|Your 2012 MLB Comeback Players of the Year. (US Presswire)|
MLB.com has revealed its Comeback Player of the Year for both the National and American Leagues. The NL winner is Giants catcher Buster Posey, while the AL winner is Rays closer Fernando Rodney. Rodney was also named the website's Delivery Man of the Year.
These awards are not BBWAA awards (like MVP, Cy Young, etc.). Those awards will be revealed in November. The Comeback Player of the Year and Delivery Man of the Year are voted upon by the 30 MLB.com team beat writers. The main part of the criteria of the Comeback Player award is that it goes to the player who has best "re-emerged on the baseball field during a given season."
Rodney, 35, had 48 saves in 50 chances with a record-setting 0.60 ERA. He also had a 0.78 WHIP and 76 strikeouts in 74 2/3 innings. It was the first time in history a reliever had at least 40 saves with an ERA and WHIP below 1.00 while also striking out at least a hitter per inning. So he was an easy pick for the Delivery Man award, which is given to the best reliever in baseball.

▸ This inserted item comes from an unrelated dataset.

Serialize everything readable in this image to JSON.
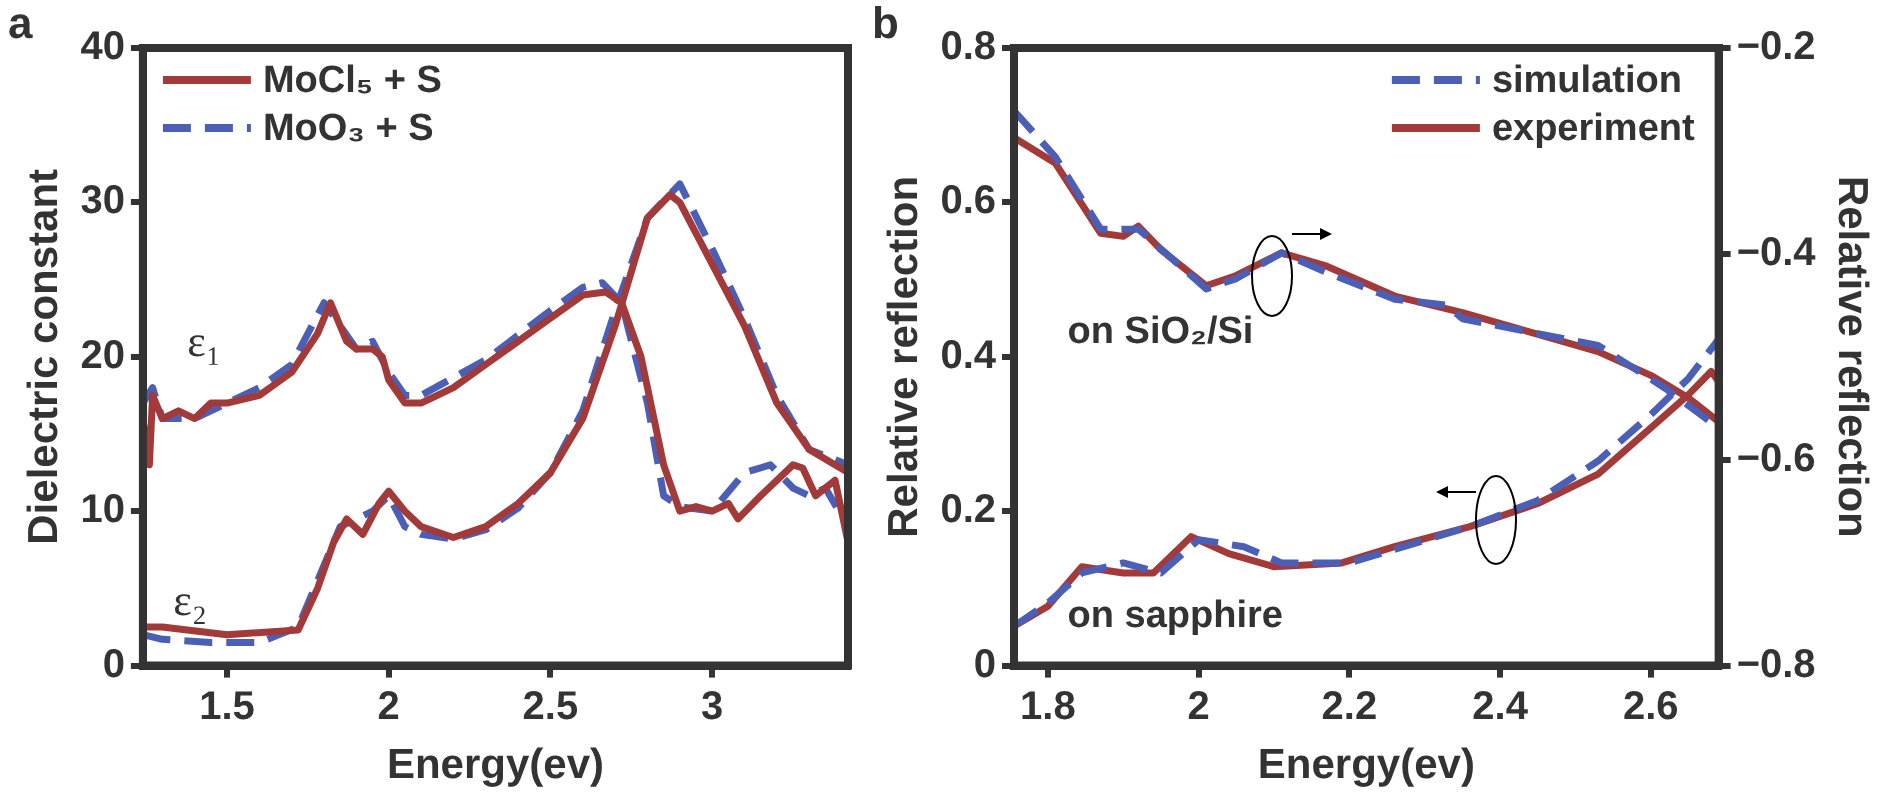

Posey, 25, hit .336/.408/.549 with 24 homers, 103 RBI, 39 doubles and 78 runs for the NL West champion Giants. He was returning this season from a broken leg suffered in May 2011 on an ugly collision at home plate. He's also considered a frontrunner for the NL MVP, so this seems like an easy choice.

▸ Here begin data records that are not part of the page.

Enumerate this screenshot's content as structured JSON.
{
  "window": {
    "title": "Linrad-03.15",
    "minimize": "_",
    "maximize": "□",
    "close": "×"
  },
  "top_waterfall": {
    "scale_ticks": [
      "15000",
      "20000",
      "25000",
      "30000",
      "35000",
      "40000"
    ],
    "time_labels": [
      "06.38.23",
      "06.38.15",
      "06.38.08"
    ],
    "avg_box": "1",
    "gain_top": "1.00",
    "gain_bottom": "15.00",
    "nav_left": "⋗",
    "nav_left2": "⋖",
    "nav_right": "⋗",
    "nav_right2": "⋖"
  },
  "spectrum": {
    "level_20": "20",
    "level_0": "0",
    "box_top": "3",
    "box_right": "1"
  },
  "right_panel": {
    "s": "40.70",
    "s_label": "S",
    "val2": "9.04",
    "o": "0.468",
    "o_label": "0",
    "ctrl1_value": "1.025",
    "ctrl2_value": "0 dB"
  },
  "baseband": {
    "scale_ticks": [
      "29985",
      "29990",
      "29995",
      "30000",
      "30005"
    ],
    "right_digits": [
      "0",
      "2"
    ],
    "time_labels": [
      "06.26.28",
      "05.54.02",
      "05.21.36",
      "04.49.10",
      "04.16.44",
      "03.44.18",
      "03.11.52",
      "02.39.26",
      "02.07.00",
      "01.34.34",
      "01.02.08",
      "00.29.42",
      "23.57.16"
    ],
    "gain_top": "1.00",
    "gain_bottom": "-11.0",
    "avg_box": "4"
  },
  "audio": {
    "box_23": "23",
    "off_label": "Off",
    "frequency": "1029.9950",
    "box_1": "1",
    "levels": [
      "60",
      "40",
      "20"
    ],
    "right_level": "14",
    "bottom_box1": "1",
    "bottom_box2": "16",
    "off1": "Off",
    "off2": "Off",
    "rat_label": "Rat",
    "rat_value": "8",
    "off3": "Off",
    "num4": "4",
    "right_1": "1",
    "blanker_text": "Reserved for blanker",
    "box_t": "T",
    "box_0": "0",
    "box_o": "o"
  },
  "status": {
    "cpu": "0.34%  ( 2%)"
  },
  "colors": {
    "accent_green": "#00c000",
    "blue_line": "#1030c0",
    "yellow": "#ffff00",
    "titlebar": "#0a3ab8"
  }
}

Back to Rodney, the argument can't be that he's undeserving based upon the numbers he put up. The numbers are insane and he'll likely get some attention in AL Cy Young voting (though I don't think he'll win). The argument against Rodney winning the Comeback Player instead will come down to criteria. Specifically, what each individual person believes "re-emerged" means.
Rodney didn't have a major injury in 2011. He just sucked. And he hadn't been especially good since about 2005. His ERA from 2007-11 was 4.42. His WHIP in that timespan was an ugly 1.50. And he was never a star until this season. So did he just emerge or "re-emerge?"

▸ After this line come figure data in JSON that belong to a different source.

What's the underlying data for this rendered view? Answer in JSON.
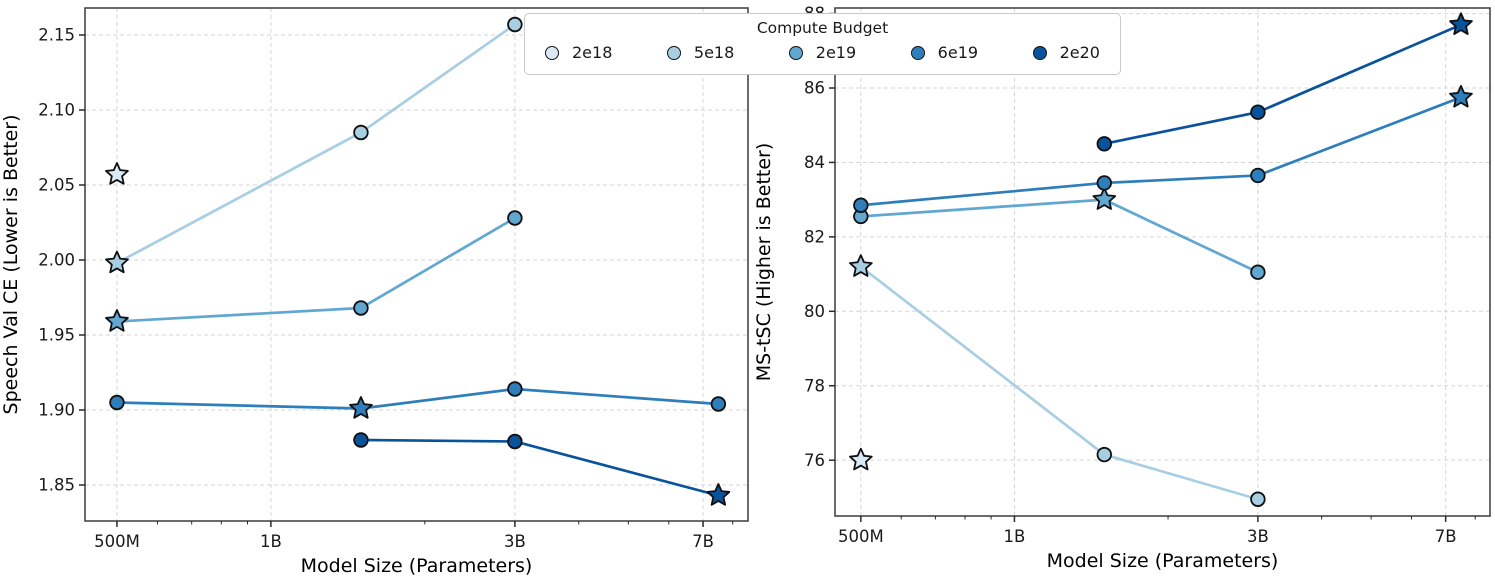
{
  "figure": {
    "legend": {
      "title": "Compute Budget",
      "entries": [
        {
          "label": "2e18",
          "color": "#dbe9f6"
        },
        {
          "label": "5e18",
          "color": "#a8cee4"
        },
        {
          "label": "2e19",
          "color": "#60a7d2"
        },
        {
          "label": "6e19",
          "color": "#2e7ebc"
        },
        {
          "label": "2e20",
          "color": "#09529c"
        }
      ]
    }
  },
  "chart_data": [
    {
      "type": "line",
      "panel": "left",
      "xlabel": "Model Size (Parameters)",
      "ylabel": "Speech Val CE (Lower is Better)",
      "x_scale": "log",
      "grid": true,
      "legend_position": "top-center-shared",
      "xlim_billions": [
        0.433,
        8.57
      ],
      "ylim": [
        1.826,
        2.168
      ],
      "yticks": [
        1.85,
        1.9,
        1.95,
        2.0,
        2.05,
        2.1,
        2.15
      ],
      "ytick_labels": [
        "1.85",
        "1.90",
        "1.95",
        "2.00",
        "2.05",
        "2.10",
        "2.15"
      ],
      "xticks_billions": [
        0.5,
        1,
        3,
        7
      ],
      "xtick_labels": [
        "500M",
        "1B",
        "3B",
        "7B"
      ],
      "x_minor_ticks_billions": [
        0.6,
        0.7,
        0.8,
        0.9,
        2,
        4,
        5,
        6,
        8
      ],
      "series": [
        {
          "name": "2e18",
          "color": "#dbe9f6",
          "points": [
            {
              "x_billions": 0.5,
              "y": 2.057,
              "marker": "star"
            }
          ]
        },
        {
          "name": "5e18",
          "color": "#a8cee4",
          "points": [
            {
              "x_billions": 0.5,
              "y": 1.998,
              "marker": "star"
            },
            {
              "x_billions": 1.5,
              "y": 2.085,
              "marker": "circle"
            },
            {
              "x_billions": 3,
              "y": 2.157,
              "marker": "circle"
            }
          ]
        },
        {
          "name": "2e19",
          "color": "#60a7d2",
          "points": [
            {
              "x_billions": 0.5,
              "y": 1.959,
              "marker": "star"
            },
            {
              "x_billions": 1.5,
              "y": 1.968,
              "marker": "circle"
            },
            {
              "x_billions": 3,
              "y": 2.028,
              "marker": "circle"
            }
          ]
        },
        {
          "name": "6e19",
          "color": "#2e7ebc",
          "points": [
            {
              "x_billions": 0.5,
              "y": 1.905,
              "marker": "circle"
            },
            {
              "x_billions": 1.5,
              "y": 1.901,
              "marker": "star"
            },
            {
              "x_billions": 3,
              "y": 1.914,
              "marker": "circle"
            },
            {
              "x_billions": 7.5,
              "y": 1.904,
              "marker": "circle"
            }
          ]
        },
        {
          "name": "2e20",
          "color": "#09529c",
          "points": [
            {
              "x_billions": 1.5,
              "y": 1.88,
              "marker": "circle"
            },
            {
              "x_billions": 3,
              "y": 1.879,
              "marker": "circle"
            },
            {
              "x_billions": 7.5,
              "y": 1.843,
              "marker": "star"
            }
          ]
        }
      ]
    },
    {
      "type": "line",
      "panel": "right",
      "xlabel": "Model Size (Parameters)",
      "ylabel": "MS-tSC (Higher is Better)",
      "x_scale": "log",
      "grid": true,
      "legend_position": "top-center-shared",
      "xlim_billions": [
        0.445,
        8.55
      ],
      "ylim": [
        74.5,
        88.15
      ],
      "yticks": [
        76,
        78,
        80,
        82,
        84,
        86,
        88
      ],
      "ytick_labels": [
        "76",
        "78",
        "80",
        "82",
        "84",
        "86",
        "88"
      ],
      "xticks_billions": [
        0.5,
        1,
        3,
        7
      ],
      "xtick_labels": [
        "500M",
        "1B",
        "3B",
        "7B"
      ],
      "x_minor_ticks_billions": [
        0.6,
        0.7,
        0.8,
        0.9,
        2,
        4,
        5,
        6,
        8
      ],
      "series": [
        {
          "name": "2e18",
          "color": "#dbe9f6",
          "points": [
            {
              "x_billions": 0.5,
              "y": 76.0,
              "marker": "star"
            }
          ]
        },
        {
          "name": "5e18",
          "color": "#a8cee4",
          "points": [
            {
              "x_billions": 0.5,
              "y": 81.2,
              "marker": "star"
            },
            {
              "x_billions": 1.5,
              "y": 76.15,
              "marker": "circle"
            },
            {
              "x_billions": 3,
              "y": 74.95,
              "marker": "circle"
            }
          ]
        },
        {
          "name": "2e19",
          "color": "#60a7d2",
          "points": [
            {
              "x_billions": 0.5,
              "y": 82.55,
              "marker": "circle"
            },
            {
              "x_billions": 1.5,
              "y": 83.0,
              "marker": "star"
            },
            {
              "x_billions": 3,
              "y": 81.05,
              "marker": "circle"
            }
          ]
        },
        {
          "name": "6e19",
          "color": "#2e7ebc",
          "points": [
            {
              "x_billions": 0.5,
              "y": 82.85,
              "marker": "circle"
            },
            {
              "x_billions": 1.5,
              "y": 83.45,
              "marker": "circle"
            },
            {
              "x_billions": 3,
              "y": 83.65,
              "marker": "circle"
            },
            {
              "x_billions": 7.5,
              "y": 85.75,
              "marker": "star"
            }
          ]
        },
        {
          "name": "2e20",
          "color": "#09529c",
          "points": [
            {
              "x_billions": 1.5,
              "y": 84.5,
              "marker": "circle"
            },
            {
              "x_billions": 3,
              "y": 85.35,
              "marker": "circle"
            },
            {
              "x_billions": 7.5,
              "y": 87.7,
              "marker": "star"
            }
          ]
        }
      ]
    }
  ]
}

Depending upon definition of "re-emerged," Joe Mauer, Adam Dunn and Alex Rios all would have cases. Mauer battled several injuries to the worst season of his career in 2011, but he was back to being vintage Mauer this season. Dunn battled a historically bad season in 2011, while Rios wasn't much better, and both returned to form for the White Sox this year.
Still, the word "re-emerged" is pretty open to interpretation. Thus, if you disagree with the Rodney pick, you probably disagree with how the term has been applied by the good folks over at MLB.com.